In Dries' keynote at DrupalCon Nashville 2018 he discussed a blog post by Matthew Grasmick where the "first impression" or installer experience of Drupal was compared with Wordpress, Symfony, and Laravel. A tweet by Jeff Eaton then got me thinking:
"Kind of weird that the #driesnote compares the install complexity of Drupal, Wordpress, Laravel, and Symfony. Why aren't AEM and Sitecore in there?"
— Actually, (@eaton) April 10, 2018
Drupal powers about 2% of the web, but when looking at top websites, either by NASDAQ, FTSE, or number of visitors, Drupal powers a much bigger percentage of sites. This shows that Drupal is an Enterprise platform.
When an enterprise level client is evaluating Drupal they would have much difference "first impression" experience than for example a hobbyist or blogger. Enterprise users would not often use the inbuilt installer, they'd be looking at tools such as Drush or Composer to facilitate the installation for them via some kind of continuous integration platform.
For example, in my day job we install an instance of Drupal most hours of the day, this is all handled by a python script running on iron.io.
When tweeting about this blog post I had an interesting response from Kevin Oleary:
#2 is already true. The question should be “should Drupal go back to the simple install and extend model that produced it’s period of explosive growth”

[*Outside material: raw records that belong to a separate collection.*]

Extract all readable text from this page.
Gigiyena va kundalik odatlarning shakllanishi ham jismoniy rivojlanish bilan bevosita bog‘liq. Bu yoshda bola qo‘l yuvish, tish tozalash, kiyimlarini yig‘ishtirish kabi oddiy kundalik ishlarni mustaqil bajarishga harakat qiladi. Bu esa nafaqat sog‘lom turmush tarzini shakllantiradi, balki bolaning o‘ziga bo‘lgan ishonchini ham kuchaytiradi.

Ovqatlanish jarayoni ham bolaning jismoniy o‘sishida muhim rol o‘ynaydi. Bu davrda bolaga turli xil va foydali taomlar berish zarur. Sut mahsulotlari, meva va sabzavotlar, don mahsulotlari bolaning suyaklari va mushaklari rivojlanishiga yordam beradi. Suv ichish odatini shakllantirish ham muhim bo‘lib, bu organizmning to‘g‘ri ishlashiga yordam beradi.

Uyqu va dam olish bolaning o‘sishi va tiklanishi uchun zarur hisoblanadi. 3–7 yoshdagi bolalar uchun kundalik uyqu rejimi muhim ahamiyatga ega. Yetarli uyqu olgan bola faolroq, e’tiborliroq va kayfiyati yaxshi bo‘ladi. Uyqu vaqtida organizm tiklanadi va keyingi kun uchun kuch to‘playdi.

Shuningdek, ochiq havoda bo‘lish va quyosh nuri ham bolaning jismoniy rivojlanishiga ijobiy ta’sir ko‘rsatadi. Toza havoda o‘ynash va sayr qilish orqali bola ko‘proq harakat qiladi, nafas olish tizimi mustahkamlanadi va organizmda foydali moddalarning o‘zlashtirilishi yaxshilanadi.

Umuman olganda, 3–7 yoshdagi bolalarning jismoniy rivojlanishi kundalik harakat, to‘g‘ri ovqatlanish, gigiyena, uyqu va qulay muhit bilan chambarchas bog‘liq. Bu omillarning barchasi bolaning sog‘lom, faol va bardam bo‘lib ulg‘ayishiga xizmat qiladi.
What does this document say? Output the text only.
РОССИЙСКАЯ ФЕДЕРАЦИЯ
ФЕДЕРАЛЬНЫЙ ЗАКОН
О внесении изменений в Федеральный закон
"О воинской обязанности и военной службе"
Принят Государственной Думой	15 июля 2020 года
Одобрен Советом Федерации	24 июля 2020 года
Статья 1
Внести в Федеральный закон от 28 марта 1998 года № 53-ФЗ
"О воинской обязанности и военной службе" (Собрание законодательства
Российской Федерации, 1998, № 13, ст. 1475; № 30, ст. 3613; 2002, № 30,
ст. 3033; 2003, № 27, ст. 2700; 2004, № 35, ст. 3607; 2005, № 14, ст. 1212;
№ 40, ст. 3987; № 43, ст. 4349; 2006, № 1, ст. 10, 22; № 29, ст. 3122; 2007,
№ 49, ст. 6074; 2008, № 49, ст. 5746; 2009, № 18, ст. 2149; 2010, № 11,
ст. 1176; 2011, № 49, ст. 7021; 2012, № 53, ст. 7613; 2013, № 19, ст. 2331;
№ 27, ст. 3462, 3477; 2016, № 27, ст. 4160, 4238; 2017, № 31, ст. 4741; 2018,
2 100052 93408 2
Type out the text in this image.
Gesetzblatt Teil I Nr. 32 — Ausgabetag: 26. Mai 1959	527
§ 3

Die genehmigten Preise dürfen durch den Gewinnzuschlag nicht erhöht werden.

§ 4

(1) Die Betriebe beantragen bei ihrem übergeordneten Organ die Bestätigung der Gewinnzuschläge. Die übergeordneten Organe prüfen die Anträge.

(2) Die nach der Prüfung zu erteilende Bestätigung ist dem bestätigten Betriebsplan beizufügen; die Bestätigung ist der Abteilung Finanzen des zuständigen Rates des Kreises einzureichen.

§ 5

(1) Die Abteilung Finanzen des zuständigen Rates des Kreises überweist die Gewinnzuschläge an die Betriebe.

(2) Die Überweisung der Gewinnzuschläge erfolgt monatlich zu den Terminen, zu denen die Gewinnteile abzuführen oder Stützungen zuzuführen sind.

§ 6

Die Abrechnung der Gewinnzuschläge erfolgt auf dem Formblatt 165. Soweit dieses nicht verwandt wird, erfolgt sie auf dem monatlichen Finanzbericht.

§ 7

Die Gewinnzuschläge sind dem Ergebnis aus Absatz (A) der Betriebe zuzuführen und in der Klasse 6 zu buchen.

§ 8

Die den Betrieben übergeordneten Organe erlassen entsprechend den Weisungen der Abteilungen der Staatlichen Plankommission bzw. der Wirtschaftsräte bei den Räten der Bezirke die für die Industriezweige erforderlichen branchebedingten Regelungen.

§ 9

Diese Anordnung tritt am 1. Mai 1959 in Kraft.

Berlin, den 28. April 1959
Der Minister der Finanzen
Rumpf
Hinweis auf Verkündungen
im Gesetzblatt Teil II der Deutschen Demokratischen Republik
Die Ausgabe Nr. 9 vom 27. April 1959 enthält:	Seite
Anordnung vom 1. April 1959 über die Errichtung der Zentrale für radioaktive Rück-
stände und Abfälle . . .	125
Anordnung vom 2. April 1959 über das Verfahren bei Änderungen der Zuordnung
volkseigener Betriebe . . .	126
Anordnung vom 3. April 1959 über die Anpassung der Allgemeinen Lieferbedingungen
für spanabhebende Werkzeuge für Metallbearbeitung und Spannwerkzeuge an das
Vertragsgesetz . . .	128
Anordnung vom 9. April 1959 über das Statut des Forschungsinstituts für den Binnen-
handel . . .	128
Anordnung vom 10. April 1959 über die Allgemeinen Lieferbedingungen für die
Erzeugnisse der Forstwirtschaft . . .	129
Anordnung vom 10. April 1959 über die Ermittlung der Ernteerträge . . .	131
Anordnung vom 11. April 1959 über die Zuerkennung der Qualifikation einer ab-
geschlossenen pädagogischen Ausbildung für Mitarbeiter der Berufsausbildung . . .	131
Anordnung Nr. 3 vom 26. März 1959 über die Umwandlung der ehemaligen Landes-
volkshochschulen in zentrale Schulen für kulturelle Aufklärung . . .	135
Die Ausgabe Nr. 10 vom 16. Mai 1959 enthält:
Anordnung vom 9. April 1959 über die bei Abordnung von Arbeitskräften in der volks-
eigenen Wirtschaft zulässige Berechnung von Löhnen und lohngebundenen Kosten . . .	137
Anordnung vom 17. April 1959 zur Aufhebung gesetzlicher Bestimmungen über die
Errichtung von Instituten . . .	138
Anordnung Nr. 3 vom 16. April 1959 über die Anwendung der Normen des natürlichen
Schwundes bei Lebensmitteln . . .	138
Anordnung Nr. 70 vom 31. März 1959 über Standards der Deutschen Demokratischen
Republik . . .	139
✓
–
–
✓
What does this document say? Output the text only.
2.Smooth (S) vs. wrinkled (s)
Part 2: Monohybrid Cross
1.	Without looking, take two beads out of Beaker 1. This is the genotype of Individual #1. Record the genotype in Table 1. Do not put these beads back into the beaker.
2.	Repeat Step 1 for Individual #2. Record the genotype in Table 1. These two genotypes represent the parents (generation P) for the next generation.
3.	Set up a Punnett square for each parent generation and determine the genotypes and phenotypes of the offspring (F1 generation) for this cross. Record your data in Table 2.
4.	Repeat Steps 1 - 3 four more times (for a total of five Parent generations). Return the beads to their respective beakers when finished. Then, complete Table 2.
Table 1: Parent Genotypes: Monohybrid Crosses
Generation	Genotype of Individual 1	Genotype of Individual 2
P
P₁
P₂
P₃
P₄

— Kevin Oleary (@kolearyUX) April 10, 2018
This tweet made me readjust my thinking.
Drupal was almost a ground up initiative. Drupal may not have had it's success without people like me running a blog on it, contributing to it, and fostering it within enterprise organisations.
Kevin also completely derailed what the conclusion of this post was going to be. The post was going to conclude with thoughts and ideas about making things easier for enterprise clients.